University of Hertfordshire

Quasitriangular coideal subalgebras of $U_q(\mathfrak{g})$ in terms of generalized Satake diagrams

Research output: Contribution to journalArticle

Let $\mathfrak{g}$ be a finite-dimensional semisimple complex Lie algebra and $\theta$ an involutive automorphism of $\mathfrak{g}$. According to Letzter, Kolb and Balagovi\'c the fixed-point subalgebra $\mathfrak{k} = \mathfrak{g}^\theta$ has a quantum counterpart $B$, a coideal subalgebra of the Drinfeld-Jimbo quantum group $U_q(\mathfrak{g})$ possessing a universal K-matrix $\mathcal{K}$. The objects $\theta$, $\mathfrak{k}$, $B$ and $\mathcal{K}$ can all be described in terms of combinatorial datum, a Satake diagram. In the present work we extend this construction to generalized Satake diagrams, objects first considered by Heck. A generalized Satake diagram naturally defines a semisimple automorphism $\theta$ of $\mathfrak{g}$ restricting to the standard Cartan subalgebra $\mathfrak{h}$ as an involution. It also defines a subalgebra $\mathfrak{k}\subset \mathfrak{g}$ satisfying $\mathfrak{k} \cap \mathfrak{h} = \mathfrak{h}^\theta$, but not necessarily a fixed-point subalgebra.

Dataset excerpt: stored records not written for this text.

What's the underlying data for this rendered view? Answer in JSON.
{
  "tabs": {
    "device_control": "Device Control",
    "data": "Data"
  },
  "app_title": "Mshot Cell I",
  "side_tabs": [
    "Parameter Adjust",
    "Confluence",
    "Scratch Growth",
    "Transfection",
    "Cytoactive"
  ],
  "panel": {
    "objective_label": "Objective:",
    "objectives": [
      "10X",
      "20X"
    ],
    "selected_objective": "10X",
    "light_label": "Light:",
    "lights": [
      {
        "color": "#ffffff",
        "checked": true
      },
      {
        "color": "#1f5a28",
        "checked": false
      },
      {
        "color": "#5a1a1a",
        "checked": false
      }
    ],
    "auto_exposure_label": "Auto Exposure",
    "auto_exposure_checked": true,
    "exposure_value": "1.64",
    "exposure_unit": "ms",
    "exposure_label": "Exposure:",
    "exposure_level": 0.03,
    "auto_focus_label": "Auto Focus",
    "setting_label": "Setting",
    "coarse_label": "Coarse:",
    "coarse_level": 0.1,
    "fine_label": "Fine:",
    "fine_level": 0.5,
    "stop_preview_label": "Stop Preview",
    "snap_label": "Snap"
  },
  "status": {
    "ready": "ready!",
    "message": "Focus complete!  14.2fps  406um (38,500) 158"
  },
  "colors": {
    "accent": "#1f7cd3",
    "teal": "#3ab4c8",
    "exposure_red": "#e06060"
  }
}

The subalgebra $\mathfrak{k}$ can be quantized to a coideal subalgebra of $U_q(\mathfrak{g})$ endowed with a universal K-matrix in the sense of Kolb and Balagovi\'c. We conjecture that all such coideal subalgebras of $U_q(\mathfrak{g})$ arise from generalized Satake diagrams in this way.